Meu candidato é Barack Obama, mas quem quer que seja eleito presidente terá de encarar o problema dos imigrantes ilegais de uma maneira eficiente e humanitária. Atualmente, os imigrantes não têm direitos básicos, ganham salários miseráveis e não têm previdência. Os empregadores aproveitam a situação desesperada desses trabalhadores para pagar o mínimo possível e cometer abusos. A lei sempre castiga o trabalhador, nunca o empregador. Nos últimos meses têm acontecido blitze em muitos Estados e milhares de pessoas foram deportadas, famílias se separaram, crianças, inclusive bebês, foram abandonadas.

ISTOÉ – O que está ocorrendo de relevante na literatura mundial hoje?
Isabel Allende

A explosão da literatura latinoamericana já passou. Não existe o interesse que existia 15 anos atrás por nossos autores. Agora, o interesse está na Ásia e no Oriente Médio, zonas de conflito, em que existem grandes mudanças. Por isso, a nova geração de autores latino-americanos, salvo algumas exceções, tem dificuldade de encontrar mercado para suas obras fora do continente.

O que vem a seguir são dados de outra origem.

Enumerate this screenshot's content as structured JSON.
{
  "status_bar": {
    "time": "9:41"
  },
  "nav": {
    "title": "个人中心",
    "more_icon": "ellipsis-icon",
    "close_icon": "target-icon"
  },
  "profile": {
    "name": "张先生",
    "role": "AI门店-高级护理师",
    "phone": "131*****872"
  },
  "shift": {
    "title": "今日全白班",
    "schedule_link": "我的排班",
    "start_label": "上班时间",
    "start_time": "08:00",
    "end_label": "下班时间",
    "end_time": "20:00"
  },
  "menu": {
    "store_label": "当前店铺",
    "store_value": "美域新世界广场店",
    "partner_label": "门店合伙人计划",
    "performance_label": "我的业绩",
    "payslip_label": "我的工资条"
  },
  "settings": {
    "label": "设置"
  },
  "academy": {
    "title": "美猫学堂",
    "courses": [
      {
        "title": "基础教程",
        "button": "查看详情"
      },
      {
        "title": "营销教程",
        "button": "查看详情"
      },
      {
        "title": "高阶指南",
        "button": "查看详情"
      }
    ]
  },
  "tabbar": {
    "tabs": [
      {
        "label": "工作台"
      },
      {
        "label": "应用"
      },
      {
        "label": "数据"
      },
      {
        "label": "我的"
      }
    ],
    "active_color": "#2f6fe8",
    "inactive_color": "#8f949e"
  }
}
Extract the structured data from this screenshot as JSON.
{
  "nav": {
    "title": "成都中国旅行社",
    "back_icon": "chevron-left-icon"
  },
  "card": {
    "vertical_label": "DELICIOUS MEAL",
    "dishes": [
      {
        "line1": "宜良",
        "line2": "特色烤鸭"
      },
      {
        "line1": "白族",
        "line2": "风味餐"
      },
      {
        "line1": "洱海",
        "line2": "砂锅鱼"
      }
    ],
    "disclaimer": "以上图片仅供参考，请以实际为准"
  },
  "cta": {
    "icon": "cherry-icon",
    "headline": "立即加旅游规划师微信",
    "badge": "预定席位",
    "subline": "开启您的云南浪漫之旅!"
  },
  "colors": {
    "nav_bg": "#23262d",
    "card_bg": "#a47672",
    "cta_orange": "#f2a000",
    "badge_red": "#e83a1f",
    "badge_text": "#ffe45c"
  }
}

ISTOÉ – Após a publicação de Paula, surgiram a Fundação Isabel Allende, e A soma dos dias, e muitos leitores falaram da conexão deles com a história de sua filha. O que esse livro significa para você?
Isabel Allende

Recebo muitas cartas de leitores e 80% delas são de pessoas que leram Paula e se sentiram tocadas pela história de minha filha. Graças a esse livro, estou conectada com milhares e milhares de leitores. Sinto a presença de minha filha, é minha companheira, minha amiga. Em homenagem a ela existe uma fundação que ajuda mulheres e crianças, e isso também me dá muita satisfação.

ISTOÉ – Por causa de Paula conhecemos muitos detalhes de sua história com sua filha. Como é sua relação com seu filho?
Isabel Allende

Nicolás é minha alma. Ele mora com sua família a três minutos da minha casa, e eu o vejo quase todos os dias, nos falamos por telefone o dia todo, nos ajudamos no que podemos. Sua esposa, Lori Barra, é minha melhor amiga e gerencia a fundação.

ISTOÉ – E como é a Isabel avó?
Isabel Allende

Adoro meus netos e os mimo demais. Eles me divertem e me surpreendem, porque sabem muito. As crianças de hoje, conectadas na internet, têm um poço insondável de informação. Todos os anos saímos de férias em família para algum lugar distante, onde não tenha televisão, internet, celulares, nada disso, e nos obrigamos a conversar, ler e nos divertir juntos. Isso nos uniu bastante.

ISTOÉ – Quando começou na literatura, pensava aonde chegaria?
Isabel Allende

 Ninguém pode saber o que o destino trará. Meu primeiro romance (A casa dos espíritos) foi recusado por várias editoras antes de ser publicado na Espanha. Ainda lembro da minha felicidade ao ver o primeiro exemplar. Senti que havia alcançado o momento culminante da minha vida, que nada melhor poderia me acontecer. Nunca sonhei que ele seria traduzido para 30 idiomas e que se tornaria tão popular.